Visual Interference on greenfingers.com. The opt-out option is grayed out to indicate it is disabled or cannot be clicked, when it can.

Sneaking of up-sell products into your shopping cart

Sneak into Basket on avasflowers.net. Despite requesting no greeting cards, one worth $3.99 is included.

Making it hard to cancel a membership

Hard to Cancel on 1800flowers.com. The only way to cancel the $19.99 auto-renewing membership is to email customer care unlike signing up, which can be completed online.

The most scary insight of this study? There was a correlation between the popularity of the shopping website and the prevalence of dark patterns. There are a few organisations and sources that help the industry build more awareness of these destructive actions. Take a look at the likes of https://humanetech.com/home, or the book Evil by Design by Chris Nodder. Gaining more awareness of blatantly wrong patterns to implement is an important factor in creating digital products and services that respects people time, attention and money.
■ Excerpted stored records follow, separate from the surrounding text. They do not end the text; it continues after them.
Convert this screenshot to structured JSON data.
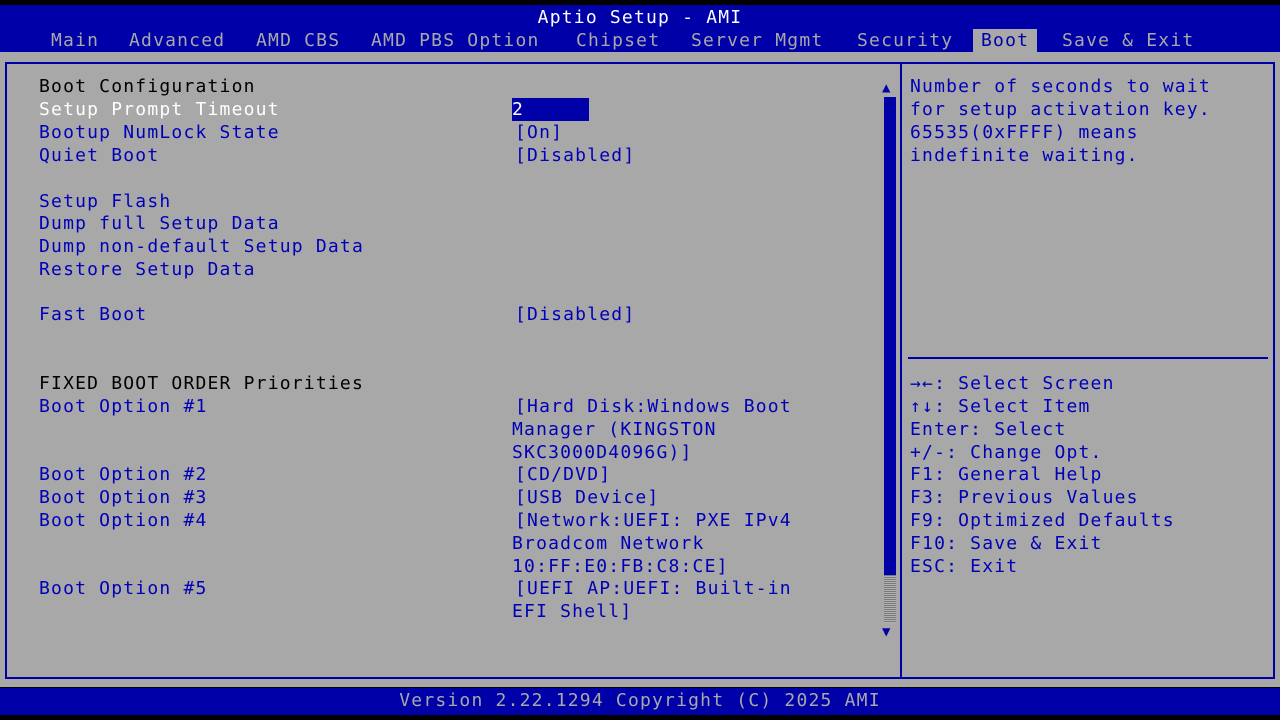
{
  "window": {
    "title": "Aptio Setup - AMI"
  },
  "tabs": [
    {
      "label": "Main",
      "active": false
    },
    {
      "label": "Advanced",
      "active": false
    },
    {
      "label": "AMD CBS",
      "active": false
    },
    {
      "label": "AMD PBS Option",
      "active": false
    },
    {
      "label": "Chipset",
      "active": false
    },
    {
      "label": "Server Mgmt",
      "active": false
    },
    {
      "label": "Security",
      "active": false
    },
    {
      "label": "Boot",
      "active": true
    },
    {
      "label": "Save & Exit",
      "active": false
    }
  ],
  "settings": {
    "boot_config_header": "Boot Configuration",
    "setup_prompt_timeout": {
      "label": "Setup Prompt Timeout",
      "value": "2"
    },
    "bootup_numlock": {
      "label": "Bootup NumLock State",
      "value": "[On]"
    },
    "quiet_boot": {
      "label": "Quiet Boot",
      "value": "[Disabled]"
    },
    "setup_flash": "Setup Flash",
    "dump_full": "Dump full Setup Data",
    "dump_non_default": "Dump non-default Setup Data",
    "restore_setup": "Restore Setup Data",
    "fast_boot": {
      "label": "Fast Boot",
      "value": "[Disabled]"
    },
    "fixed_order_header": "FIXED BOOT ORDER Priorities",
    "boot_options": [
      {
        "label": "Boot Option #1",
        "value_lines": [
          "[Hard Disk:Windows Boot",
          "Manager (KINGSTON",
          "SKC3000D4096G)]"
        ]
      },
      {
        "label": "Boot Option #2",
        "value_lines": [
          "[CD/DVD]"
        ]
      },
      {
        "label": "Boot Option #3",
        "value_lines": [
          "[USB Device]"
        ]
      },
      {
        "label": "Boot Option #4",
        "value_lines": [
          "[Network:UEFI: PXE IPv4",
          "Broadcom Network",
          "10:FF:E0:FB:C8:CE]"
        ]
      },
      {
        "label": "Boot Option #5",
        "value_lines": [
          "[UEFI AP:UEFI: Built-in",
          "EFI Shell]"
        ]
      }
    ]
  },
  "help": {
    "lines": [
      "Number of seconds to wait",
      "for setup activation key.",
      "65535(0xFFFF) means",
      "indefinite waiting."
    ]
  },
  "keys": [
    "→←: Select Screen",
    "↑↓: Select Item",
    "Enter: Select",
    "+/-: Change Opt.",
    "F1: General Help",
    "F3: Previous Values",
    "F9: Optimized Defaults",
    "F10: Save & Exit",
    "ESC: Exit"
  ],
  "footer": {
    "text": "Version 2.22.1294 Copyright (C) 2025 AMI"
  },
  "colors": {
    "bios_blue": "#0000a8",
    "bios_gray": "#a8a8a8",
    "text_blue": "#0000b8"
  }
}
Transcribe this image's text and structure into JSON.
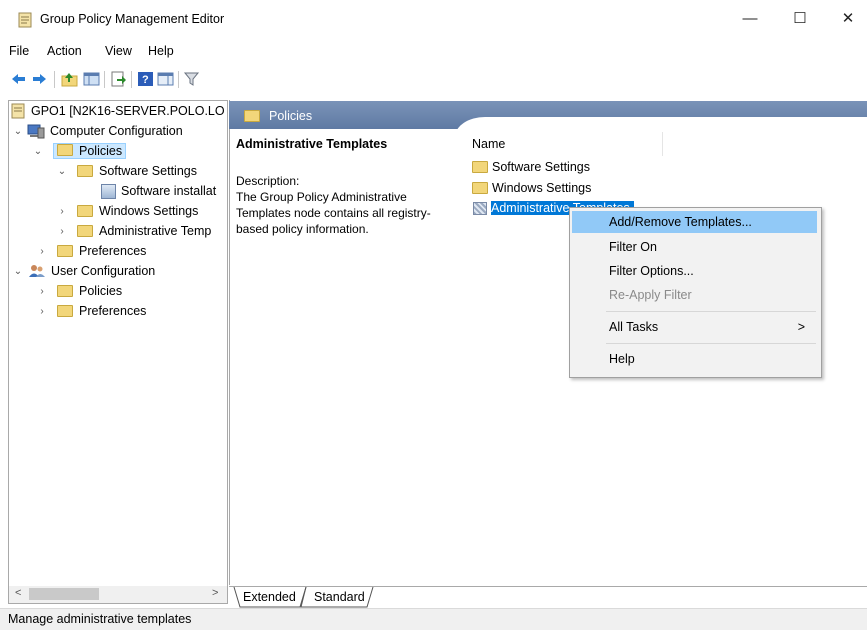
{
  "window": {
    "title": "Group Policy Management Editor",
    "minimize_glyph": "—",
    "maximize_glyph": "☐",
    "close_glyph": "✕"
  },
  "menu": [
    "File",
    "Action",
    "View",
    "Help"
  ],
  "toolbar": {
    "icons": [
      "back-arrow-icon",
      "forward-arrow-icon",
      "up-folder-icon",
      "show-hide-tree-icon",
      "export-list-icon",
      "help-icon",
      "action-pane-icon",
      "filter-icon"
    ]
  },
  "tree": {
    "items": [
      {
        "label": "GPO1 [N2K16-SERVER.POLO.LO",
        "level": 0,
        "expander": ""
      },
      {
        "label": "Computer Configuration",
        "level": 1,
        "expander": "expanded"
      },
      {
        "label": "Policies",
        "level": 2,
        "expander": "expanded",
        "selected": true
      },
      {
        "label": "Software Settings",
        "level": 3,
        "expander": "expanded"
      },
      {
        "label": "Software installat",
        "level": 4,
        "expander": ""
      },
      {
        "label": "Windows Settings",
        "level": 3,
        "expander": "collapsed"
      },
      {
        "label": "Administrative Temp",
        "level": 3,
        "expander": "collapsed"
      },
      {
        "label": "Preferences",
        "level": 2,
        "expander": "collapsed"
      },
      {
        "label": "User Configuration",
        "level": 1,
        "expander": "expanded"
      },
      {
        "label": "Policies",
        "level": 2,
        "expander": "collapsed"
      },
      {
        "label": "Preferences",
        "level": 2,
        "expander": "collapsed"
      }
    ],
    "scroll_left": "<",
    "scroll_right": ">"
  },
  "details": {
    "header": "Policies",
    "selected_title": "Administrative Templates",
    "description_label": "Description:",
    "description_text": "The Group Policy Administrative Templates node contains all registry-based policy information.",
    "column_name": "Name",
    "items": [
      {
        "label": "Software Settings",
        "icon": "folder"
      },
      {
        "label": "Windows Settings",
        "icon": "folder"
      },
      {
        "label": "Administrative Templates",
        "icon": "admin-templates",
        "selected": true
      }
    ]
  },
  "context_menu": {
    "items": [
      {
        "label": "Add/Remove Templates...",
        "highlighted": true
      },
      {
        "label": "Filter On"
      },
      {
        "label": "Filter Options..."
      },
      {
        "label": "Re-Apply Filter",
        "disabled": true
      },
      {
        "label": "All Tasks",
        "submenu_arrow": ">"
      },
      {
        "label": "Help"
      }
    ]
  },
  "tabs": [
    "Extended",
    "Standard"
  ],
  "status": "Manage administrative templates",
  "colors": {
    "selection_blue": "#0078d7",
    "menu_highlight": "#91c9f7",
    "header_bar": "#6b86ad"
  }
}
Shadow patterns: scary and unknown

I think there is another factor that we ought to become aware of. I like to call it shadow patterns. The difference here: shadow patterns affect customers in the same ways, but both customers and creator are not aware of it happening. These are design decisions that seem innocent on the surface, but seem to cause damage when we dive deeper.
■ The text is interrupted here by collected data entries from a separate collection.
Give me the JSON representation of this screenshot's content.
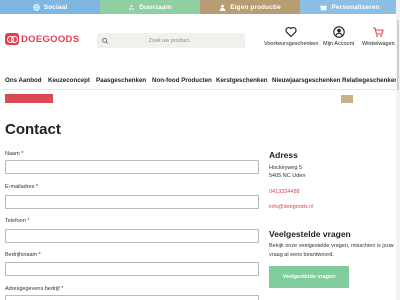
{
  "topbar": {
    "items": [
      {
        "label": "Sociaal",
        "icon": "globe-icon",
        "color": "#7fb7e3"
      },
      {
        "label": "Duurzaam",
        "icon": "recycle-icon",
        "color": "#8fcfa1"
      },
      {
        "label": "Eigen productie",
        "icon": "person-icon",
        "color": "#b89c72"
      },
      {
        "label": "Personaliseren",
        "icon": "gift-icon",
        "color": "#8bbfe6"
      }
    ]
  },
  "header": {
    "logo_text": "DOEGOODS",
    "brand_color": "#e0414e",
    "search_placeholder": "Zoek uw product",
    "wishlist_label": "Voorkeursgeschenken",
    "account_label": "Mijn Account",
    "cart_label": "Winkelwagen"
  },
  "nav": {
    "items": [
      "Ons Aanbod",
      "Keuzeconcept",
      "Paasgeschenken",
      "Non-food Producten",
      "Kerstgeschenken",
      "Nieuwjaarsgeschenken",
      "Relatiegeschenken"
    ]
  },
  "main": {
    "title": "Contact",
    "fields": [
      {
        "label": "Naam",
        "required": "*"
      },
      {
        "label": "E-mailadres",
        "required": "*"
      },
      {
        "label": "Telefoon",
        "required": "*"
      },
      {
        "label": "Bedrijfsnaam",
        "required": "*"
      },
      {
        "label": "Adresgegevens bedrijf",
        "required": "*"
      }
    ]
  },
  "sidebar": {
    "adress_title": "Adress",
    "street": "Hockeyweg 5",
    "city": "5405 NC Uden",
    "phone": "0413334488",
    "email": "info@doegoods.nl",
    "faq_title": "Veelgestelde vragen",
    "faq_text": "Bekijk onze veelgestelde vragen, misschien is jouw vraag al eens beantwoord.",
    "faq_button": "Veelgestelde vragen",
    "accent_color": "#80cc9c"
  }
}
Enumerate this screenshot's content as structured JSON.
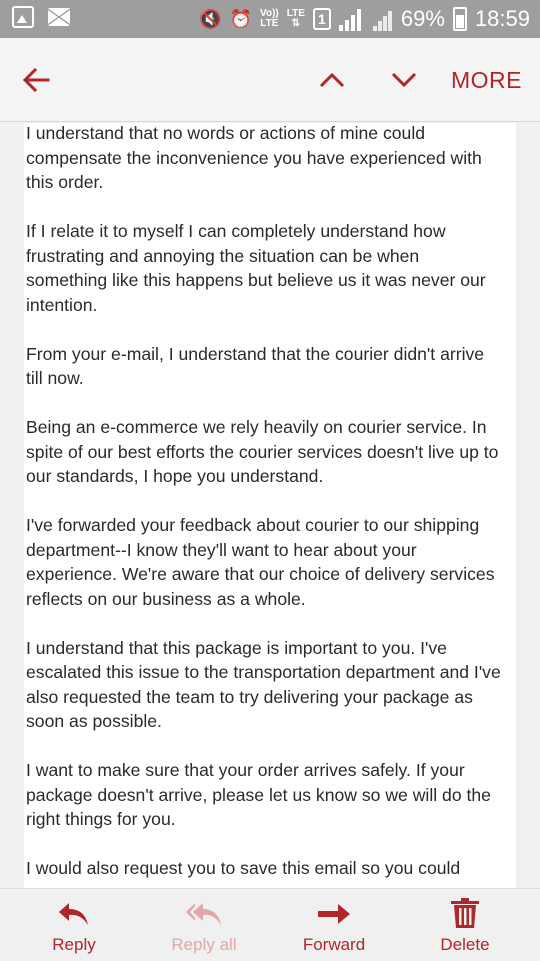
{
  "status_bar": {
    "battery": "69%",
    "time": "18:59",
    "volte_top": "Vo))",
    "volte_bottom": "LTE",
    "lte_label": "LTE",
    "sim": "1"
  },
  "toolbar": {
    "more_label": "MORE"
  },
  "email": {
    "paragraphs": [
      "I understand that no words or actions of mine could compensate the inconvenience you have experienced with this order.",
      "If I relate it to myself I can completely understand how frustrating and annoying the situation can be when something like this happens but believe us it was never our intention.",
      "From your e-mail, I understand that the courier didn't arrive till now.",
      "Being an e-commerce we rely heavily on courier service. In spite of our best efforts the courier services doesn't live up to our standards, I hope you understand.",
      "I've forwarded your feedback about courier to our shipping department--I know they'll want to hear about your experience. We're aware that our choice of delivery services reflects on our business as a whole.",
      "I understand that this package is important to you. I've escalated this issue to the transportation department and I've also requested the team to try delivering your package as soon as possible.",
      "I want to make sure that your order arrives safely. If your package doesn't arrive, please let us know so we will do the right things for you.",
      "I would also request you to save this email so you could"
    ]
  },
  "actions": {
    "reply": "Reply",
    "reply_all": "Reply all",
    "forward": "Forward",
    "delete": "Delete"
  },
  "colors": {
    "accent": "#b0262a",
    "accent_disabled": "#e2a7a9",
    "status_bar": "#9e9e9e"
  },
  "icons": [
    "image-icon",
    "mail-icon",
    "mute-icon",
    "alarm-icon",
    "volte-icon",
    "lte-icon",
    "signal-icon",
    "battery-icon",
    "back-arrow-icon",
    "chevron-up-icon",
    "chevron-down-icon",
    "reply-icon",
    "reply-all-icon",
    "forward-icon",
    "delete-icon"
  ]
}
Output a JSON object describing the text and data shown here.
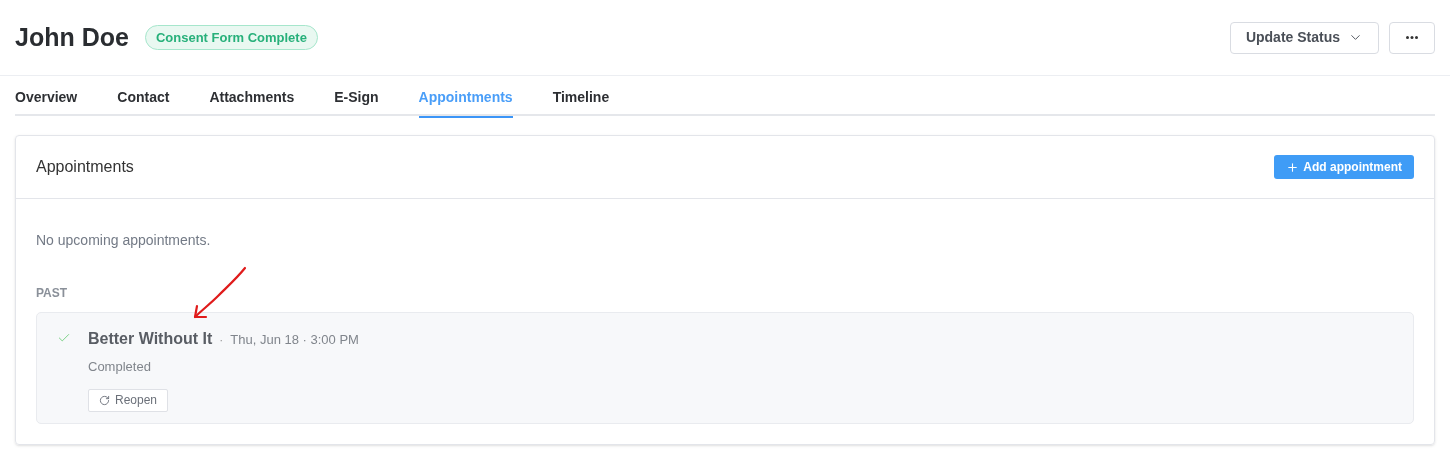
{
  "header": {
    "name": "John Doe",
    "badge": "Consent Form Complete",
    "status_button": "Update Status"
  },
  "tabs": [
    {
      "label": "Overview",
      "selected": false
    },
    {
      "label": "Contact",
      "selected": false
    },
    {
      "label": "Attachments",
      "selected": false
    },
    {
      "label": "E-Sign",
      "selected": false
    },
    {
      "label": "Appointments",
      "selected": true
    },
    {
      "label": "Timeline",
      "selected": false
    }
  ],
  "card": {
    "title": "Appointments",
    "add_button": "Add appointment",
    "empty_text": "No upcoming appointments.",
    "section_label": "PAST",
    "appointments": [
      {
        "title": "Better Without It",
        "separator": "·",
        "when": "Thu, Jun 18 · 3:00 PM",
        "status": "Completed",
        "done": true,
        "action": "Reopen"
      }
    ]
  }
}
This is mostly due to not putting in enough effort to validate and research the impact of your decisions. It’s simply not enough to take a peek at your dashboard and validate the new functionality added value to your 3rd most important KPI. Every time you release something, it is your responsibility to make sure that everything and everyone in the chain is served to their best interest. Unless you simply don’t care.

Another risk when developing a product or service is the subtle ignorance of the wrongness of your models. No persona, no mental model, no customer journey will ever frame reality in the complete and right way. As long as we are aware of being always a few steps behind reality with our models, we can make sure that we put in the effort to set right what our design decisions might disturb. The damaging part comes when the bigger part of a team thinks the persona on the wall is an accurate reflection of your actual customer.

In both cases it is about awareness, and it’s about being humble. Be aware that you are only capable of making decisions based on knowledge that resembles reality to some extent, you do not have the knowledge of reality itself. Your decisions therefore will have implications that go beyond what you can imagine upfront.

Are you focusing on taking deliberate effort to serve everyones best interest? Are you willing to put in energy so that everyones time spent, is well spent time?

Thanks a lot for reading and please share your thoughts on dark patterns & shadow patterns.